Hambre y seguridad alimentaria

Adriana Vallejo
Columnista

Uno de los temas que más impacta de la pobreza es el hambre, el sufrimiento de las personas que no alcanzan a comer las raciones de alimentación que necesitan diariamente. Una tragedia que afecta a todos los miembros de los hogares, incluyendo los niños.
Esta semana el Departamento Nacional de Estadística (DANE) y la Organización de Naciones Unidas para la Alimentación y la Agricultura (FAO) publicaron los resultados sobre el estado de seguridad alimentaria en Colombia. Mediante ocho preguntas de la Encuesta de Calidad de Vida del DANE (2022) las dos entidades trabajaron para aplicar la Escala de Experiencia de Inseguridad Alimentaria.
La escala permite evaluar la situación de inseguridad alimentaria en hogares y en personas y mide el acceso de ellos a los alimentos en términos de cantidad y calidad. Los resultados muestran la situación de hambre que se viven en el país.
Según el DANE y la FAO, 28 de cada 100 hogares en el país enfrentan inseguridad alimentaria moderada o grave, es decir, que esos colombianos han tenido que disminuir la cantidad o calidad de alimentos consumidos, al menos una vez en los últimos doce meses.
No han podido acceder a ellos por falta de dinero y por otras razones.
También encontraron que en cinco de cada 100 hogares se pasa literalmente ‘hambre’ por alguno de sus miembros durante todo un día.

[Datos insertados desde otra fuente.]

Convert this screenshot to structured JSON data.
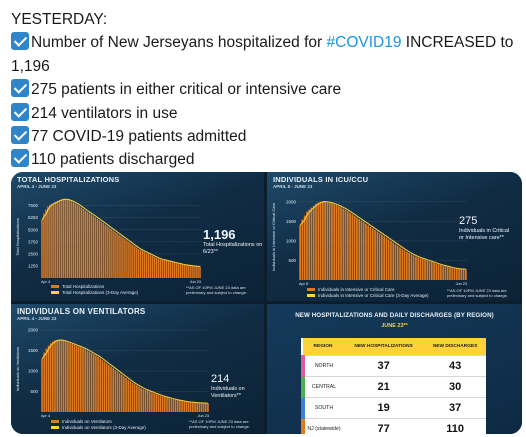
{
  "tweet": {
    "intro": "YESTERDAY:",
    "line1_before": "Number of New Jerseyans hospitalized for ",
    "line1_hashtag": "#COVID19",
    "line1_after": " INCREASED to 1,196",
    "line2": "275 patients in either critical or intensive care",
    "line3": "214 ventilators in use",
    "line4": "77 COVID-19 patients admitted",
    "line5": "110 patients discharged",
    "check_icon": "check-mark-icon",
    "check_color": "#2f85c7"
  },
  "colors": {
    "bar": "#e07a1f",
    "avg_line": "#ffd23a",
    "highlight": "#ffd23a",
    "panel_bg": "#102c44"
  },
  "panels": {
    "hosp": {
      "title": "TOTAL HOSPITALIZATIONS",
      "subtitle": "APRIL 4 - JUNE 23",
      "ylabel": "Total Hospitalizations",
      "callout_value": "1,196",
      "callout_text": "Total Hospitalizations on 6/23**",
      "legend": [
        "Total Hospitalizations",
        "Total Hospitalizations (3-Day Average)"
      ],
      "note": "**AS OF 10PM JUNE 23 data are preliminary and subject to change."
    },
    "icu": {
      "title": "INDIVIDUALS IN ICU/CCU",
      "subtitle": "APRIL 8 - JUNE 23",
      "ylabel": "Individuals in Intensive or Critical Care",
      "callout_value": "275",
      "callout_text": "Individuals in Critical or Intensive care**",
      "legend": [
        "Individuals in Intensive or Critical Care",
        "Individuals in Intensive or Critical Care (3-Day Average)"
      ],
      "note": "**AS OF 10PM JUNE 23 data are preliminary and subject to change."
    },
    "vent": {
      "title": "INDIVIDUALS ON VENTILATORS",
      "subtitle": "APRIL 4 - JUNE 23",
      "ylabel": "Individuals on Ventilators",
      "callout_value": "214",
      "callout_text": "Individuals on Ventilators**",
      "legend": [
        "Individuals on Ventilators",
        "Individuals on Ventilators (3-Day Average)"
      ],
      "note": "**AS OF 10PM JUNE 23 data are preliminary and subject to change."
    },
    "region": {
      "title": "NEW HOSPITALIZATIONS AND DAILY DISCHARGES (BY REGION)",
      "date": "JUNE 23**",
      "columns": [
        "REGION",
        "NEW HOSPITALIZATIONS",
        "NEW DISCHARGES"
      ],
      "rows": [
        {
          "region": "NORTH",
          "new_hosp": "37",
          "discharges": "43",
          "accent": "#e05aa0"
        },
        {
          "region": "CENTRAL",
          "new_hosp": "21",
          "discharges": "30",
          "accent": "#4caf50"
        },
        {
          "region": "SOUTH",
          "new_hosp": "19",
          "discharges": "37",
          "accent": "#3f7fd6"
        },
        {
          "region": "NJ (statewide)",
          "new_hosp": "77",
          "discharges": "110",
          "accent": "#e07a1f"
        }
      ]
    }
  },
  "chart_data": [
    {
      "type": "bar",
      "title": "TOTAL HOSPITALIZATIONS",
      "ylabel": "Total Hospitalizations",
      "yticks": [
        "1250",
        "2500",
        "3750",
        "5000",
        "6250",
        "7500"
      ],
      "ylim": [
        0,
        8500
      ],
      "x_start": "Apr 4",
      "x_end": "Jun 23",
      "values": [
        6000,
        6700,
        7100,
        7400,
        7600,
        7700,
        7800,
        7900,
        8000,
        8100,
        8150,
        8200,
        8150,
        8100,
        8050,
        7950,
        7850,
        7750,
        7600,
        7450,
        7300,
        7150,
        7000,
        6850,
        6700,
        6600,
        6450,
        6300,
        6150,
        6000,
        5850,
        5700,
        5550,
        5400,
        5250,
        5100,
        4950,
        4800,
        4650,
        4500,
        4350,
        4200,
        4050,
        3900,
        3750,
        3600,
        3450,
        3300,
        3150,
        3000,
        2900,
        2800,
        2700,
        2600,
        2500,
        2400,
        2300,
        2200,
        2100,
        2000,
        1950,
        1900,
        1850,
        1800,
        1750,
        1700,
        1650,
        1600,
        1550,
        1500,
        1450,
        1400,
        1370,
        1340,
        1310,
        1280,
        1250,
        1230,
        1210,
        1200,
        1196
      ]
    },
    {
      "type": "bar",
      "title": "INDIVIDUALS IN ICU/CCU",
      "ylabel": "Individuals in Intensive or Critical Care",
      "yticks": [
        "500",
        "1000",
        "1500",
        "2000"
      ],
      "ylim": [
        0,
        2200
      ],
      "x_start": "Apr 8",
      "x_end": "Jun 23",
      "values": [
        1400,
        1550,
        1650,
        1750,
        1800,
        1850,
        1900,
        1950,
        1980,
        2000,
        2020,
        2000,
        1990,
        1980,
        1960,
        1940,
        1920,
        1890,
        1860,
        1830,
        1800,
        1760,
        1720,
        1680,
        1640,
        1600,
        1560,
        1520,
        1480,
        1440,
        1400,
        1360,
        1320,
        1280,
        1240,
        1200,
        1160,
        1120,
        1080,
        1040,
        1000,
        960,
        920,
        880,
        840,
        800,
        760,
        720,
        690,
        660,
        630,
        600,
        580,
        560,
        540,
        520,
        500,
        480,
        460,
        440,
        420,
        400,
        385,
        370,
        355,
        340,
        325,
        310,
        300,
        290,
        285,
        280,
        277,
        275
      ]
    },
    {
      "type": "bar",
      "title": "INDIVIDUALS ON VENTILATORS",
      "ylabel": "Individuals on Ventilators",
      "yticks": [
        "500",
        "1000",
        "1500",
        "2000"
      ],
      "ylim": [
        0,
        2100
      ],
      "x_start": "Apr 4",
      "x_end": "Jun 23",
      "values": [
        1300,
        1450,
        1550,
        1620,
        1680,
        1720,
        1750,
        1760,
        1760,
        1750,
        1740,
        1720,
        1700,
        1680,
        1660,
        1640,
        1620,
        1600,
        1580,
        1560,
        1530,
        1500,
        1470,
        1440,
        1410,
        1380,
        1350,
        1310,
        1270,
        1230,
        1190,
        1150,
        1110,
        1070,
        1030,
        990,
        950,
        910,
        870,
        830,
        790,
        750,
        710,
        680,
        650,
        620,
        590,
        560,
        540,
        520,
        500,
        480,
        460,
        440,
        420,
        400,
        385,
        370,
        355,
        340,
        325,
        310,
        300,
        290,
        280,
        270,
        260,
        250,
        245,
        240,
        235,
        230,
        226,
        222,
        219,
        217,
        215,
        214
      ]
    }
  ]
}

Más de 15,5 millones de personas están en inseguridad moderada y 2,6 millones en condición más severa.
Difícil romper el circulo vicioso de la pobreza cuando no se garantiza la seguridad alimentaria en las zonas con menor desarrollo y en los grupos de población más vulnerable. Los departamentos en los que hay más personas con hambre son: La Guajira, Sucre, Atlántico, Magdalena, Cesar, Choco y Arauca.

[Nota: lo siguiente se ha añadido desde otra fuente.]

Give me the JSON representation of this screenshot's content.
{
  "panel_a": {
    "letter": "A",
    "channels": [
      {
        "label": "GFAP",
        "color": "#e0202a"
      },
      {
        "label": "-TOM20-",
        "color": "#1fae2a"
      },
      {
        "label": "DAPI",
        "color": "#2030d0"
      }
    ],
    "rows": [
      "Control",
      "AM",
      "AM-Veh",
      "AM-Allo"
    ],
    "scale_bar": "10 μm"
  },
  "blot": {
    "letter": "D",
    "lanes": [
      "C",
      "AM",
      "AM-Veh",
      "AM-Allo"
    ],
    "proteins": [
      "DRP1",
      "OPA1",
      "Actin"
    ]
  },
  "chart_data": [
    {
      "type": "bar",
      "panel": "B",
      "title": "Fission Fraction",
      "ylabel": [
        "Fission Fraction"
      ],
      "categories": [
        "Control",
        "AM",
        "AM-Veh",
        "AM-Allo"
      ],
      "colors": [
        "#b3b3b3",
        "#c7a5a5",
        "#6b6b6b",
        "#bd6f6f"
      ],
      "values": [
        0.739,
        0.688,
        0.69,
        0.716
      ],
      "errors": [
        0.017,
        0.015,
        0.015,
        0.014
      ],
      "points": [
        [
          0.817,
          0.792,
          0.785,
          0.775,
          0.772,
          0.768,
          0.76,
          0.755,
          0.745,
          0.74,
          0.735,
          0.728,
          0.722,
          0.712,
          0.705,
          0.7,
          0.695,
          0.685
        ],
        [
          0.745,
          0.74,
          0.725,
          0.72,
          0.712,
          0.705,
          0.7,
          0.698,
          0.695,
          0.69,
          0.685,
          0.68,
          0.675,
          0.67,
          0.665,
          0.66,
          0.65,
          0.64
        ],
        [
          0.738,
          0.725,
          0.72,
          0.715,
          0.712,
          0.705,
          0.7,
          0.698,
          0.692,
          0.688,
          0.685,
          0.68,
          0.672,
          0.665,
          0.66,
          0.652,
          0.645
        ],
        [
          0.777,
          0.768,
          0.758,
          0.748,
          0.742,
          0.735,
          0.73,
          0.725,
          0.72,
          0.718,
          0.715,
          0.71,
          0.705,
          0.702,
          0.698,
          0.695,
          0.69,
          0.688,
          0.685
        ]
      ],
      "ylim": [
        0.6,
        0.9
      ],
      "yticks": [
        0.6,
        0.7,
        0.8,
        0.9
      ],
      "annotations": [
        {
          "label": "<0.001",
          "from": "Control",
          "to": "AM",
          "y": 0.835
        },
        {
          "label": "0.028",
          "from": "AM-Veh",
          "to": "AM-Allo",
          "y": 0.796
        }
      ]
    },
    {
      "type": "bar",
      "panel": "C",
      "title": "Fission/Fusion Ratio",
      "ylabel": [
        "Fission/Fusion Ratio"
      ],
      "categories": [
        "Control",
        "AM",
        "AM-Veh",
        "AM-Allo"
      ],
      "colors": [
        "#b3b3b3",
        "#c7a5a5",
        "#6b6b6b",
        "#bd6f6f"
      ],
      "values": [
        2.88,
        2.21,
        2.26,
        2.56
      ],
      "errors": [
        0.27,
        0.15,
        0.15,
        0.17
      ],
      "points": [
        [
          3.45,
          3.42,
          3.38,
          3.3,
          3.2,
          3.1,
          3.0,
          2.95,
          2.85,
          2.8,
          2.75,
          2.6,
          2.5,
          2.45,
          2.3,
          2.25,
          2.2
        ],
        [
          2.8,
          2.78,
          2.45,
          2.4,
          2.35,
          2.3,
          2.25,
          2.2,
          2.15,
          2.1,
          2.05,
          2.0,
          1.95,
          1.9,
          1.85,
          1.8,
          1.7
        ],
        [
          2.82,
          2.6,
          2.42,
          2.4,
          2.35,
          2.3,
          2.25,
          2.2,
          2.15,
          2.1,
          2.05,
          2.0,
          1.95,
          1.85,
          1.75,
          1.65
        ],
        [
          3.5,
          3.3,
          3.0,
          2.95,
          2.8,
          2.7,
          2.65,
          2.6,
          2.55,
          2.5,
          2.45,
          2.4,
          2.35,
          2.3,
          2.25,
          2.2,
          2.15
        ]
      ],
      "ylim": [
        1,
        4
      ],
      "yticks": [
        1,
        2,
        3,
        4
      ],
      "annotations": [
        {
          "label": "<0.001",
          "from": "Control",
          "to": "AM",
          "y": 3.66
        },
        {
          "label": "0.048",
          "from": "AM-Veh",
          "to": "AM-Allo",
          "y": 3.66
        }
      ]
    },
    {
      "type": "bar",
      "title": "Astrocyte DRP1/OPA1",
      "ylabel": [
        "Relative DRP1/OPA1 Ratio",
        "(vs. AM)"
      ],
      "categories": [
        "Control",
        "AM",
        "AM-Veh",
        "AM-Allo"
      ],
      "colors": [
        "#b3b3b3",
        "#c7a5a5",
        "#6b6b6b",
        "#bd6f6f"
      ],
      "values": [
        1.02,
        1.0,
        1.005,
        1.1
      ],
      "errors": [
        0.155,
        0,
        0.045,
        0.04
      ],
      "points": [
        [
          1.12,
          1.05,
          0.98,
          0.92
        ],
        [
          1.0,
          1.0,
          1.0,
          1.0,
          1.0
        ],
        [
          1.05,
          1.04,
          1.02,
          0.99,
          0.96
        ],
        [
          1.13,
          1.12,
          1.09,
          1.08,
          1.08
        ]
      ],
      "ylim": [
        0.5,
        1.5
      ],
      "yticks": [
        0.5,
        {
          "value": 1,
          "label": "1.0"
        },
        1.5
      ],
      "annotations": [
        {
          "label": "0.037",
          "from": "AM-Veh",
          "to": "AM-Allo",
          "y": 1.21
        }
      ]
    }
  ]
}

Los grupos sociales más afectados son aquellos con menores de edad, con personas con discapacidad, hogares con jefe de hogar femenino y familias que pertenecen a minorías étnicas (indígenas y afrodescendientes).

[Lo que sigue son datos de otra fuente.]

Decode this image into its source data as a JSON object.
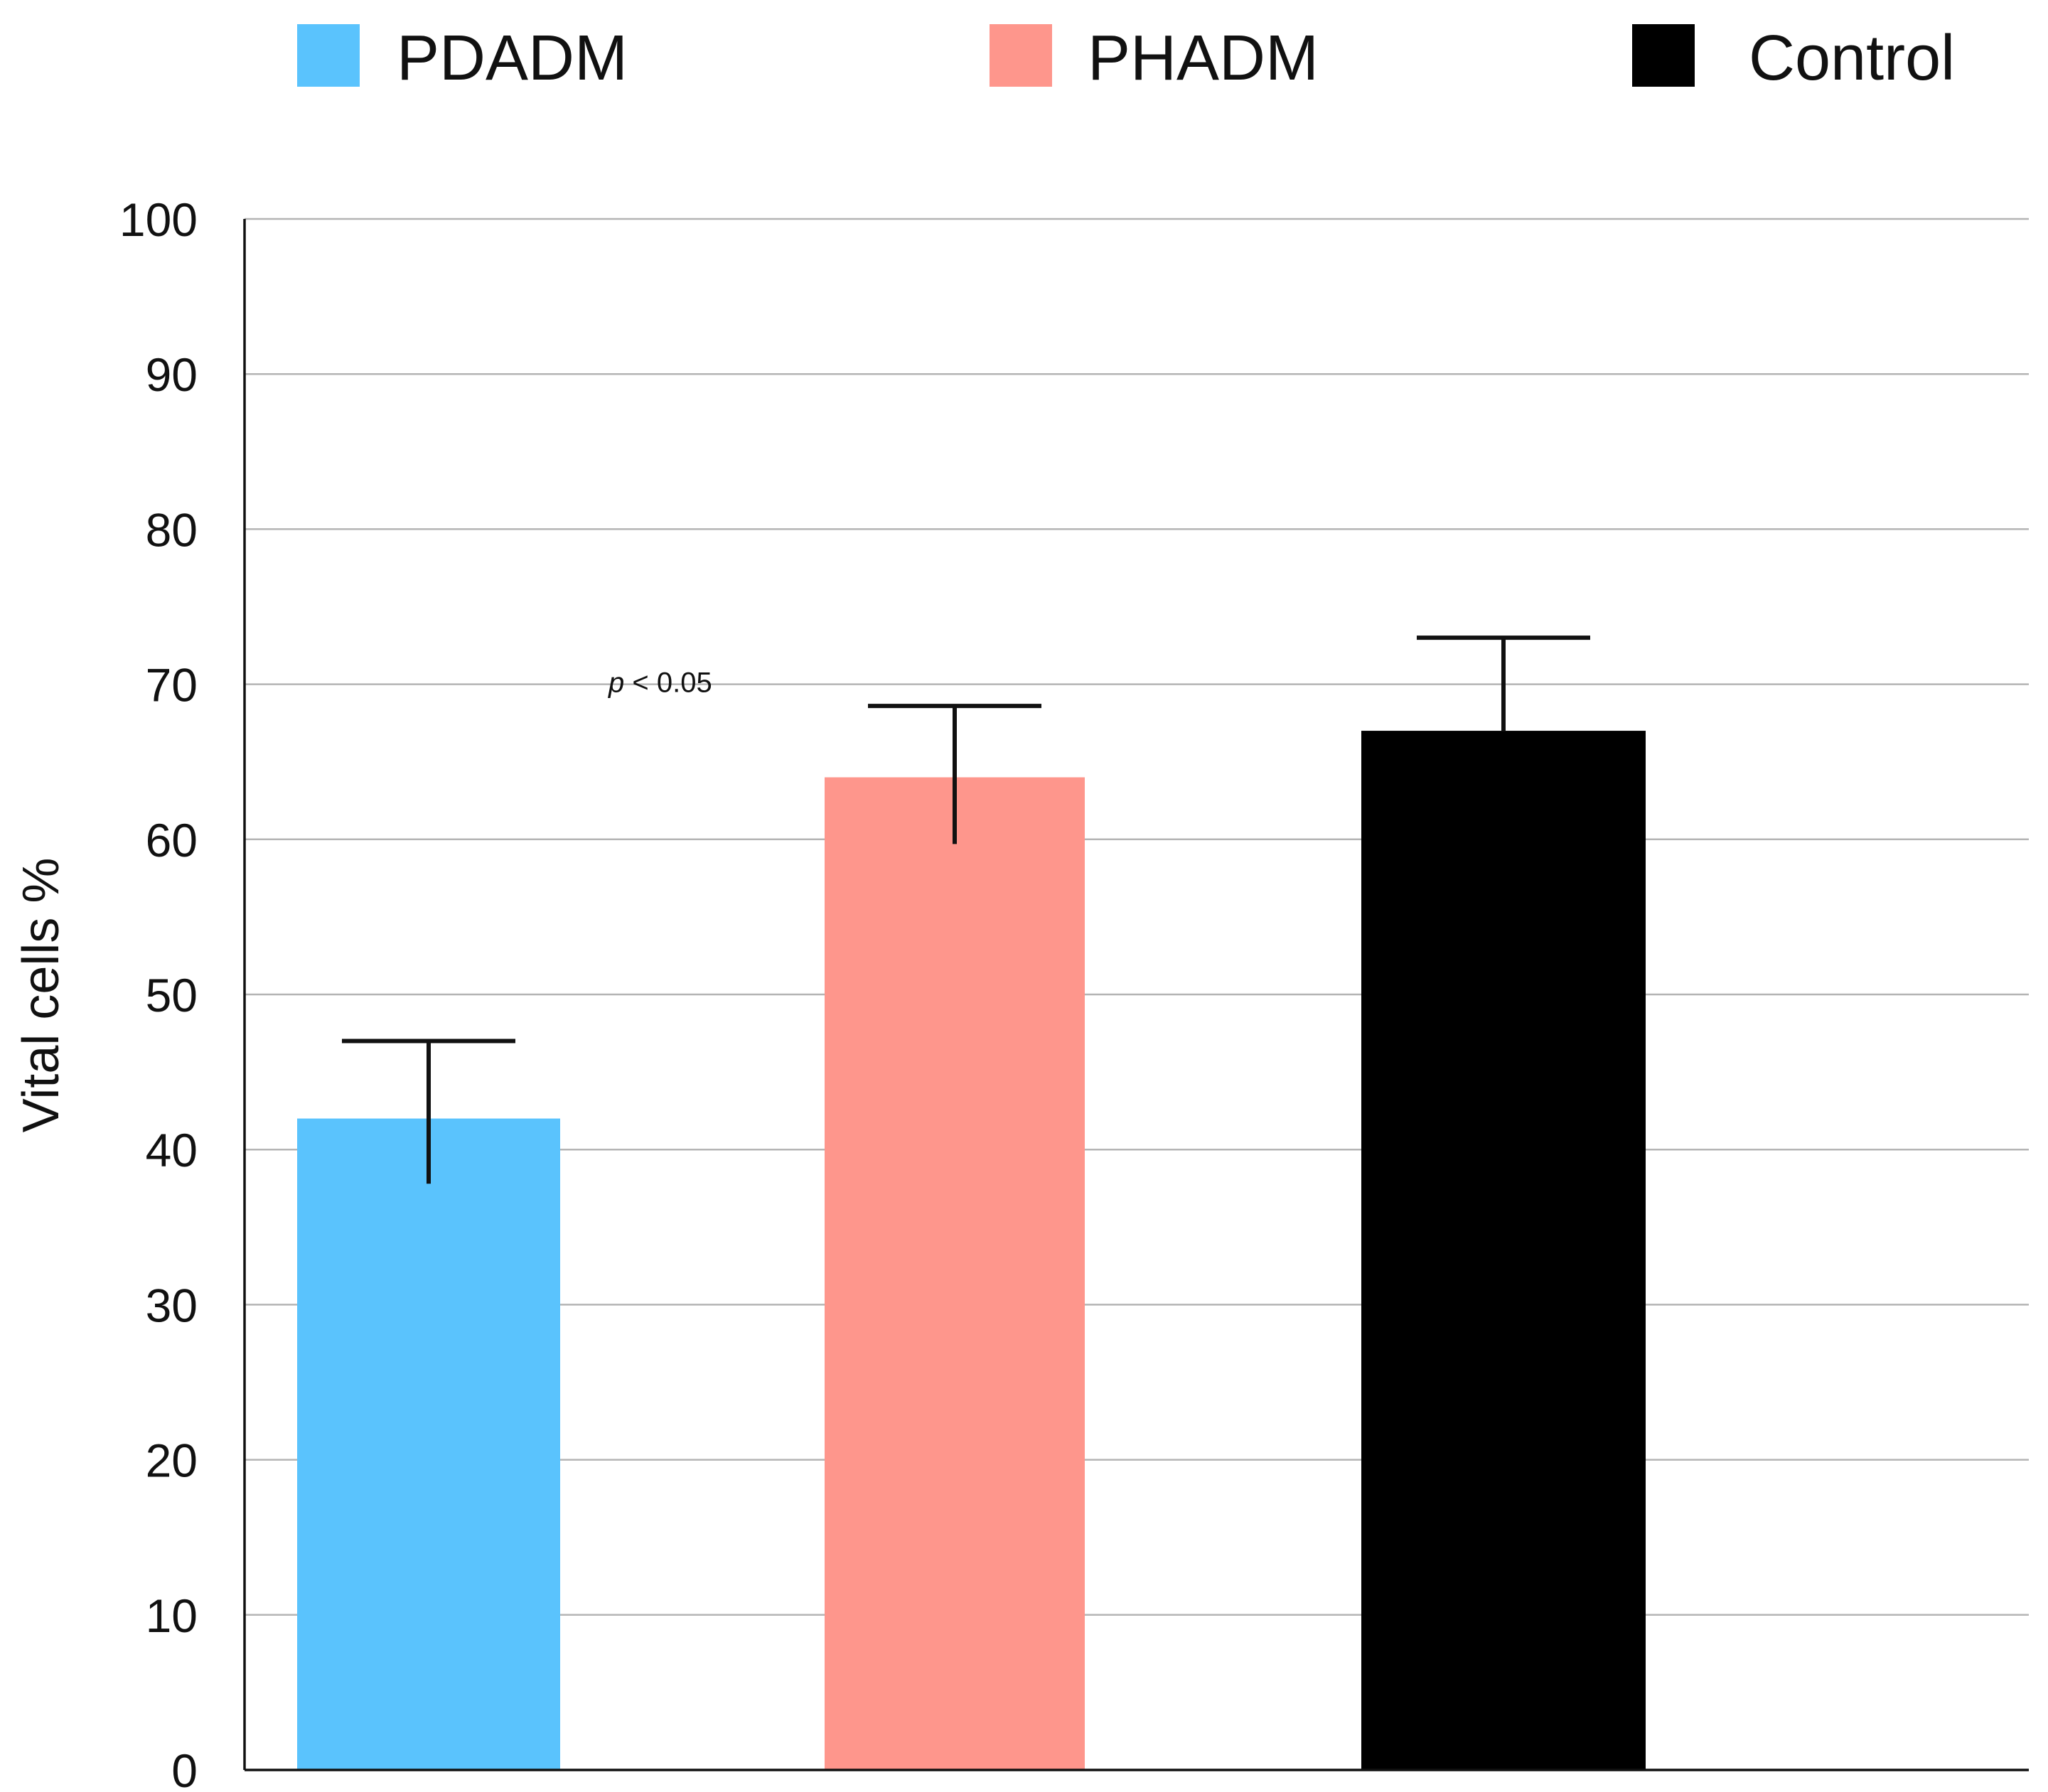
{
  "chart_data": {
    "type": "bar",
    "categories": [
      "PDADM",
      "PHADM",
      "Control"
    ],
    "values": [
      42,
      64,
      67
    ],
    "error_high": [
      47,
      68.6,
      73
    ],
    "error_low": [
      37.8,
      59.7,
      null
    ],
    "colors": [
      "#5ac3fd",
      "#fe968c",
      "#000000"
    ],
    "legend": [
      "PDADM",
      "PHADM",
      "Control"
    ],
    "legend_position": "top",
    "ylabel": "Vital cells %",
    "ylim": [
      0,
      100
    ],
    "yticks": [
      0,
      10,
      20,
      30,
      40,
      50,
      60,
      70,
      80,
      90,
      100
    ],
    "grid": true,
    "annotation": {
      "italic": "p",
      "text": " < 0.05",
      "x_category": 0.5,
      "y": 69.5
    }
  }
}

No solo en La Guajira se debe decretar la emergencia social y económica. Se requiere perentoriamente proyectos de inversión focalizada para aliviar la situación en el corto plazo en esas regiones y en esos grupos poblacionales. Igualmente, una política de mediano y largo plazo de producción, abastecimiento, logística y distribución de alimentos para todo el territorio nacional.